Jean Doux et le Mystère de la Disquette Molle
Je suis désolé de casser le consensus mais j'ai trop apprécié cette lecture pour me contenter d'un 4. Pourtant en découvrant cet improbable graphisme et l'épaisseur de la BD j'ai craint le pire. Que nenni, je suis immédiatement tombé sous le charme de cet humour absurde très présent dans le début du récit. Il faut dire que l'entrée en scène de Jean Doux ne manque pas d'originalité dans sa construction et son déroulé. Cette introduction permet à Valette de créer une ambiance de bureau 90's avec ses codes, son langage et sa technologie ( le minitel!) aux allures historico nostalgiques pleines de dérisions . C'est presque tout le temps très drôle avec un enchaînement de scènes qui donne une grande dynamique au récit.
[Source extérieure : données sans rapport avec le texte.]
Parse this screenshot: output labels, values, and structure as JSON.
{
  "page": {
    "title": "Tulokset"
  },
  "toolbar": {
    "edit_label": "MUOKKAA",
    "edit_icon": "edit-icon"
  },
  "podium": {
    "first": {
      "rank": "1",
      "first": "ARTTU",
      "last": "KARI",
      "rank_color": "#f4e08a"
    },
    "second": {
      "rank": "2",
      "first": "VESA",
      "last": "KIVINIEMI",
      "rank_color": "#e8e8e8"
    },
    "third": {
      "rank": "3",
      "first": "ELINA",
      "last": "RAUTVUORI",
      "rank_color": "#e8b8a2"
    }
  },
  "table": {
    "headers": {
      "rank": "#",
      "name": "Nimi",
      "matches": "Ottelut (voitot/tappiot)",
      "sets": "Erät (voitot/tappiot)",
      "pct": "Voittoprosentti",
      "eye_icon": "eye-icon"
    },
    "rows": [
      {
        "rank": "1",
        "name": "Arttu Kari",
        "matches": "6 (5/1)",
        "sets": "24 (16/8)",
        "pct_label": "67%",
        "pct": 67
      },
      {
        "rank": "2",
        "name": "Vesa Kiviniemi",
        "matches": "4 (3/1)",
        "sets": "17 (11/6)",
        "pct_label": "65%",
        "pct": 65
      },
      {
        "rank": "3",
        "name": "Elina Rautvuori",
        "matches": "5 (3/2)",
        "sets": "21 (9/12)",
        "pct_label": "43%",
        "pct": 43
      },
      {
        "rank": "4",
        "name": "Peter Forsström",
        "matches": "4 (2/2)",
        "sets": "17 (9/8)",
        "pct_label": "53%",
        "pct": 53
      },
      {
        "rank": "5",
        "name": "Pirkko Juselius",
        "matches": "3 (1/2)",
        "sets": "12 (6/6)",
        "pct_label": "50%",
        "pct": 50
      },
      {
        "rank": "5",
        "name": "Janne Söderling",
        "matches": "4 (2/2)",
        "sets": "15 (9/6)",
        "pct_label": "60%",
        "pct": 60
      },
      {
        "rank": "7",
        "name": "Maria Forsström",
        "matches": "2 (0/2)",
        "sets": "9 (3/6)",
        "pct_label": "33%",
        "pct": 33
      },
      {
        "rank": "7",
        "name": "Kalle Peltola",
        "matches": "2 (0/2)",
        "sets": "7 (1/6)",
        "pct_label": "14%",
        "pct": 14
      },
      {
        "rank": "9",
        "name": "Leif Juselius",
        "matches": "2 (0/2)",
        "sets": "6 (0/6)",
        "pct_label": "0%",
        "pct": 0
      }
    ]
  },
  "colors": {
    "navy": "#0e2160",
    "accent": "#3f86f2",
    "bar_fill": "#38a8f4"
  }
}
Ensuite Valette glisse doucement sur un polar industriel qui met au devant de la scène un outil reléguer dans un coin : le broyeur à papier. Au détour d'une petite anecdote signifiante, Valette rappelle que ce banal outil peut se montrer d'une importance vitale. Alors où veut nous conduire ce scénario loufoque mais si bien construit? Valette retombe sur ses pieds grâce à un final fantastique à la H.G Wells. Impossible d'en dire plus tellement le récit mérite la fraicheur de la découverte. Je veux mettre en exergue certaines trouvailles presque d'anthologie comme cette poursuite en chaises de bureau. Pour compléter l'ambiance, Valette pioche dans le vieux graphismes des premiers jeux vidéos aux personnages sans relief et à l'allure saccadée. Mais l'auteur transforme le vintage en moderne. Ses personnages deviennent réellement dynamiques et expressifs. Une excellente lecture qui exploite une idée originale avec beaucoup d'humour et de créativité.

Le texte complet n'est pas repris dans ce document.